Cela va bientôt faire dix ans que « Resident Evil 7 » est sorti, ce qui a poussé certaines personnes à relativiser l’importance que le jeu a eue pour la licence. L’histoire est pourtant connue pour la plupart des fans : le sixième opus étant descendu en flèche par la communauté pour son côté trop imposant et sa bascule définitive vers une action monumentale que ne renierait pas un Michael Bay avec un trop plein de personnages, la saga a besoin d’un vent de fraîcheur. Mais comment retrouver une horreur devenue bien trop diluée ? C’est là qu’arrive ce septième volet qui repart quasiment de zéro pour virer vers un effroi à priori différent mais dont la modernisation ne fait que renforcer des parts inhérentes à l’ADN des jeux.

Le point principal de discorde tourne autour d’Ethan Winters, cet anonyme que l’on incarne à la première personne. Ce choix de caméra, justifié par le succès de titres horrifiques comme « Outlast » ou l’accueil dithyrambique de « PT », cherche à accentuer l’esprit d’immersion avec un protagoniste dont le peu de caractérisation aura divisé. On ne peut pas ignorer l’influence des found footage sur cette orientation visuelle, le tout assumé par le biais de cassettes disséminées çà et là pour jouer de ce sous-genre horrifique. D’ailleurs, une partie du début se raccroche dans son esthétique au « Projet Blair Witch », modèle rarement dépassé du genre, et fait douter sur la possibilité fantastique de cet opus (à l’instar des apparitions dans la démo originelle ou des détours pris par les premières versions de « Resident Evil 4 »). Mais même en écoutant les détracteurs qui diront que la saga a juste suivi la mode du moment par cette caméra subjective, force est de constater qu’elle accentue la sensation de vulnérabilité face aux menaces du récit, un point largement perdu dans le sixième volet par la caractérisation quasi super héroïque de ses protagonistes.

En revenant sur les influences horrifiques de ce titre, elles semblent des plus évidentes dans la manière de découper le récit entre du « Massacre à la tronçonneuse », du « Evil Dead » puis du « Saw » mais en diluant tout cela dans une ambiance southern gothic qui sied à un rafraîchissement visuel. On ne trouve pas de vraie opposition stylistique, la direction visuelle se reposant sur de l’organique accentué avec ses résidus permanents, ces substances qui traînent et la sensation permanente d’une saleté qui colle aux décors comme à notre héros. On est dans de l’horreur qui tache et même les simili zombies jouent sur une dégradation du corps où l’on ne distingue même plus un seul contour humain dans cette dépersonnalisation des individus. Comment ne pas trouver ici une cohérence thématique avec ces personnages forcés de coller à des identités qui leur sont imposées par la menace du jeu, jusque dans la structure familiale ? De même, Ethan se retrouve perdu avec une image de héros qui ne lui colle pas. Sa faillibilité est constamment rappelée (la perte rapide d’une main au début du jeu n’est pas anodine), ses ennemis semblent toujours prêts à le dépasser à n’importe quel instant et sa caractérisation très fine (pour ne pas dire quasi absente) ne fait que rappeler sa nature d’individu du quotidien dépassé par l’horreur à venir, à l’instar du joueur même.
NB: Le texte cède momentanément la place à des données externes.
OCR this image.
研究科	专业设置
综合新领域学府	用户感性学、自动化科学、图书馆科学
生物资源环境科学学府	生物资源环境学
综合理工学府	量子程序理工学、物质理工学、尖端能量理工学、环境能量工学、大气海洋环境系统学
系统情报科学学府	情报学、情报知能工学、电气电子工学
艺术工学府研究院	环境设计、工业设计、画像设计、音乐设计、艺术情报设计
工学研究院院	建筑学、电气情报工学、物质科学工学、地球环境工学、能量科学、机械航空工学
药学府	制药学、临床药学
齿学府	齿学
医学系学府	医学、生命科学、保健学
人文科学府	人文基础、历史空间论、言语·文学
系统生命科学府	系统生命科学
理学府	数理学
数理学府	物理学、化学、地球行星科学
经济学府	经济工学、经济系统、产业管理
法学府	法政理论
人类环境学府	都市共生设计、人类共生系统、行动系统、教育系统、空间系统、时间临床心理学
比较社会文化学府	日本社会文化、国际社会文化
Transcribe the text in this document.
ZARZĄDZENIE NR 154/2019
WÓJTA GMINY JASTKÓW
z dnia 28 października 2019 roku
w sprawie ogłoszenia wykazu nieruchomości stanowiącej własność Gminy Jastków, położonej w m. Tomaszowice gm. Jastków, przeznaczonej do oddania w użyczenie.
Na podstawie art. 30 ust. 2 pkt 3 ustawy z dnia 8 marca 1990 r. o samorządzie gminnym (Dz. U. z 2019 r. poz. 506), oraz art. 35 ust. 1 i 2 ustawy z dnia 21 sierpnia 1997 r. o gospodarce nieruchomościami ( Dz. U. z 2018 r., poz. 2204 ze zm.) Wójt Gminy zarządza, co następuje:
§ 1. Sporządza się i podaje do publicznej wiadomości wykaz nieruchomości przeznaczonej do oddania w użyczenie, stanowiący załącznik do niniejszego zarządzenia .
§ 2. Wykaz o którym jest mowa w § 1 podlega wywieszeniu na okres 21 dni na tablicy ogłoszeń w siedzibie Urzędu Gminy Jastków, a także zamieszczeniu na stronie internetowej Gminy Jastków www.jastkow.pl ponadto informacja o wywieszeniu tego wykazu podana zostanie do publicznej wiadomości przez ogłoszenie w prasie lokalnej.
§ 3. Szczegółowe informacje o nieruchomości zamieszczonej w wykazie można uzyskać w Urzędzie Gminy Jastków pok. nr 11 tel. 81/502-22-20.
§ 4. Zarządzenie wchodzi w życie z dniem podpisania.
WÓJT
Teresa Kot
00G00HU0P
Néanmoins, ce n’est pas parce que ce dernier point est plutôt léger que le récit même doit être vu comme simpliste, bien au contraire. La limitation temporelle en une nuit d’Enfer impose des contraintes de narration mais charrie son lot de réflexions plutôt intéressantes. Comme dit plus tôt, la menace fonctionne dans un sens de possession et de dépersonnalisation de l’individu. Il est alors intéressant de voir qu’Ethan cherche absolument à retrouver sa femme tandis que la menace se veut en quête d’une famille à qui elle impose ses volontés. Ce parallèle de quête émotionnelle permet de se laisser prendre d’un point de vue empathique dans une direction sentimentale simple mais plus qu’efficace. On dissèque ici les composantes d’une vision normée de la famille alors que notre héros (qui aura quand même foncé pour retrouver sa femme après 3 ans de disparition) fonce tête baissée pour son amour. Le côté très graphique du jeu met à nu les corps mais également une sensibilité plus surprenante qui alimente un récit au rythme plutôt solide, malgré une dernière partie peut-être un poil plus convenue.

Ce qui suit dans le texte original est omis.